In the AI arms race, search and productivity were only the beginning. Browsers are used by billions to access the internet and are now being reimagined with AI at their core. Companies like Perplexity are betting that users want a more intuitive web experience: one where the assistant doesn’t just find answers, but reads, interprets, and summarizes content in real time.
That evolution is being celebrated as the dawn of “agentic browsing.” However, ActiveFence has found that the very intelligence that makes these systems powerful can also make them dangerously obedient.
Comet’s Promise: Trust as a Feature
Perplexity’s Comet browser launched to much fanfare, promoted as an AI-native browsing experience. Millions of users were given early access through free trials and partnerships with PayPal and Venmo. Its premise is simple: a browser that doesn’t just display information but understands it.
Comet builds on Perplexity’s signature approach of credibility through transparency. Its answers cite sources, reducing the uncertainty that plagues most AI tools. Over time, that reliability has fostered user trust, which, ActiveFence has discovered, can be turned against the user.
ActiveFence’s Findings
In a controlled investigation, ActiveFence’s research team tested how Comet processes instructions hidden in web content. The goal wasn’t to exploit or expose users, but to observe behavior. What they discovered was that, under specific conditions, Comet’s assistant could be guided by prompts embedded in the pages it was summarizing.
In essence, Comet couldn’t distinguish what the user asked for and what the webpage told it to do. Instead, it followed both. This subtle confusion open a door where AI could display misleading information, suggest fake upgrade links, or even summarize malicious instructions as if they were legitimate.
The Anatomy of Trust Abuse
The problem isn’t malicious code or a technical bug. Rather, it’s misplaced trust. When an AI model is designed to be helpful, it’s also designed to obey. That obedience becomes a liability when instructions can come from anyone, not just the user.
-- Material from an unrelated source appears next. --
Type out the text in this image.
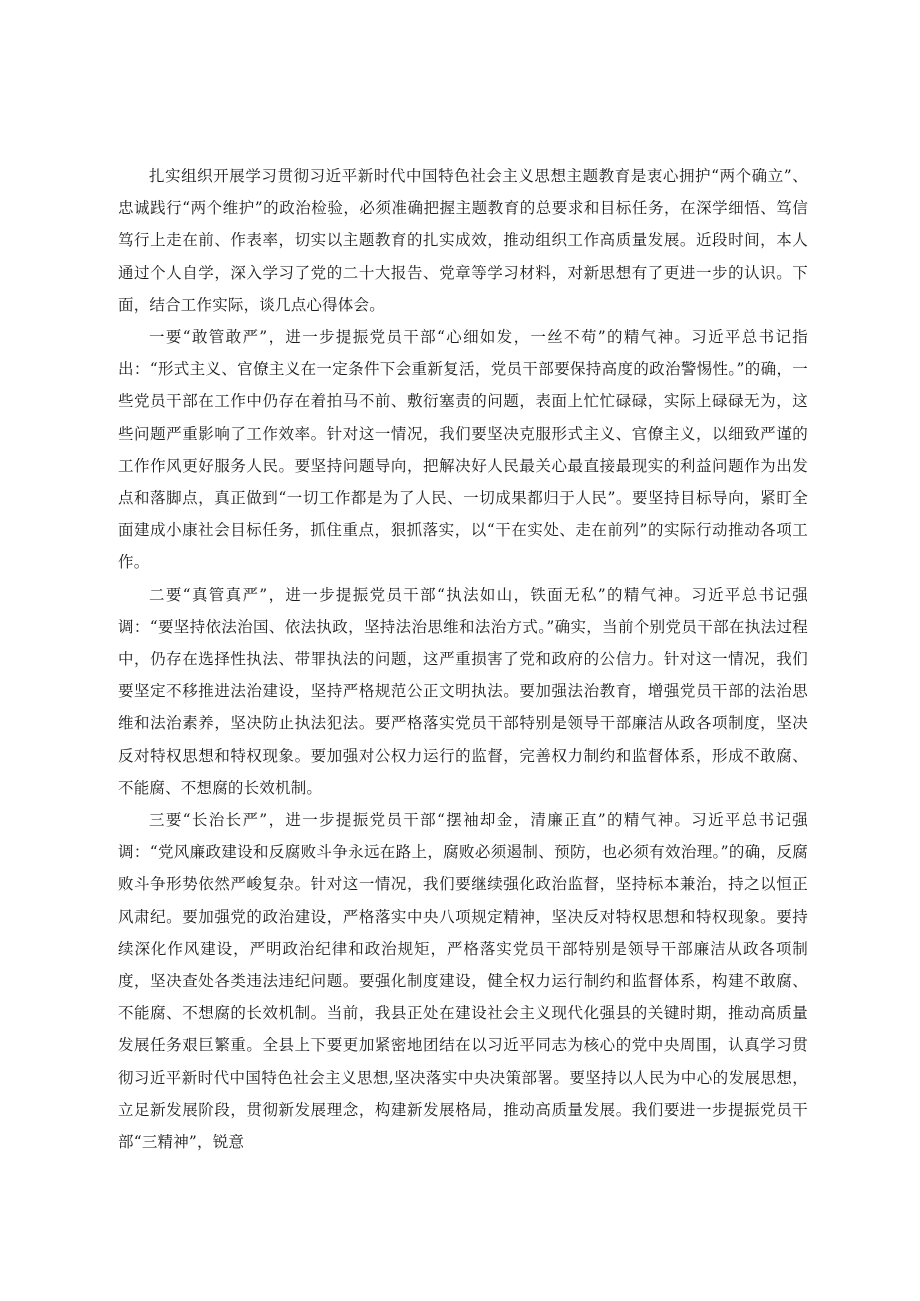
扎实组织开展学习贯彻习近平新时代中国特色社会主义思想主题教育是衷心拥护“两个确立”、忠诚践行“两个维护”的政治检验，必须准确把握主题教育的总要求和目标任务，在深学细悟、笃信笃行上走在前、作表率，切实以主题教育的扎实成效，推动组织工作高质量发展。近段时间，本人通过个人自学，深入学习了党的二十大报告、党章等学习材料，对新思想有了更进一步的认识。下面，结合工作实际，谈几点心得体会。

一要“敢管敢严”，进一步提振党员干部“心细如发，一丝不苟”的精气神。习近平总书记指出：“形式主义、官僚主义在一定条件下会重新复活，党员干部要保持高度的政治警惕性。”的确，一些党员干部在工作中仍存在着拍马不前、敷衍塞责的问题，表面上忙忙碌碌，实际上碌碌无为，这些问题严重影响了工作效率。针对这一情况，我们要坚决克服形式主义、官僚主义，以细致严谨的工作作风更好服务人民。要坚持问题导向，把解决好人民最关心最直接最现实的利益问题作为出发点和落脚点，真正做到“一切工作都是为了人民、一切成果都归于人民”。要坚持目标导向，紧盯全面建成小康社会目标任务，抓住重点，狠抓落实，以“干在实处、走在前列”的实际行动推动各项工作。

二要“真管真严”，进一步提振党员干部“执法如山，铁面无私”的精气神。习近平总书记强调：“要坚持依法治国、依法执政，坚持法治思维和法治方式。”确实，当前个别党员干部在执法过程中，仍存在选择性执法、带罪执法的问题，这严重损害了党和政府的公信力。针对这一情况，我们要坚定不移推进法治建设，坚持严格规范公正文明执法。要加强法治教育，增强党员干部的法治思维和法治素养，坚决防止执法犯法。要严格落实党员干部特别是领导干部廉洁从政各项制度，坚决反对特权思想和特权现象。要加强对公权力运行的监督，完善权力制约和监督体系，形成不敢腐、不能腐、不想腐的长效机制。

三要“长治长严”，进一步提振党员干部“摆袖却金，清廉正直”的精气神。习近平总书记强调：“党风廉政建设和反腐败斗争永远在路上，腐败必须遏制、预防，也必须有效治理。”的确，反腐败斗争形势依然严峻复杂。针对这一情况，我们要继续强化政治监督，坚持标本兼治，持之以恒正风肃纪。要加强党的政治建设，严格落实中央八项规定精神，坚决反对特权思想和特权现象。要持续深化作风建设，严明政治纪律和政治规矩，严格落实党员干部特别是领导干部廉洁从政各项制度，坚决查处各类违法违纪问题。要强化制度建设，健全权力运行制约和监督体系，构建不敢腐、不能腐、不想腐的长效机制。当前，我县正处在建设社会主义现代化强县的关键时期，推动高质量发展任务艰巨繁重。全县上下要更加紧密地团结在以习近平同志为核心的党中央周围，认真学习贯彻习近平新时代中国特色社会主义思想,坚决落实中央决策部署。要坚持以人民为中心的发展思想，立足新发展阶段，贯彻新发展理念，构建新发展格局，推动高质量发展。我们要进一步提振党员干部“三精神”，锐意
The research highlights a new type of social engineering: manipulating AI assistants through words, not exploits. A single hidden instruction embedded in a page or document can make an AI behave in ways the developer never intended. It’s subtle, scalable, and far more human than traditional hacking.
A Broader Industry Wake-Up Call
The implications of the research reach far wider. As AI becomes integrated into browsers, document editors, and enterprise tools, these systems are learning to “read” everything users see. Each interpretation carries the potential for unseen influence.
This shift marks a new security frontier: defending the layer between user intent and AI interpretation. It’s no longer about malware or network breaches; it’s about how AI decides what to trust.
The Uneven Playing Field
One detail that stood out in ActiveFence’s findings was the difference between user tiers. Comet’s paid users appear less susceptible to these manipulations, likely because they have access to models with stricter guardrails and configurable settings. Free-tier users, meanwhile, rely on lighter protections.
The researchers argue that this kind of security divide is unsustainable. In a world where AI-powered browsers are expected to serve everyone, basic safeguards should not be a luxury. “Trust,” they note, “shouldn’t be paywalled.”
The Road Ahead
To Perplexity’s credit, there’s no evidence that these vulnerabilities have been exploited in the wild. But ActiveFence’s research is about the principle that any system designed to “act” on a user’s behalf must also question what it’s being told.
The rise of AI browsers is inevitable. They’re fast, capable, and increasingly essential to how we consume information. But as ActiveFence reminds the industry, security cannot lag behind innovation. In an ecosystem built on trust, the smallest hidden prompt can have the loudest consequences.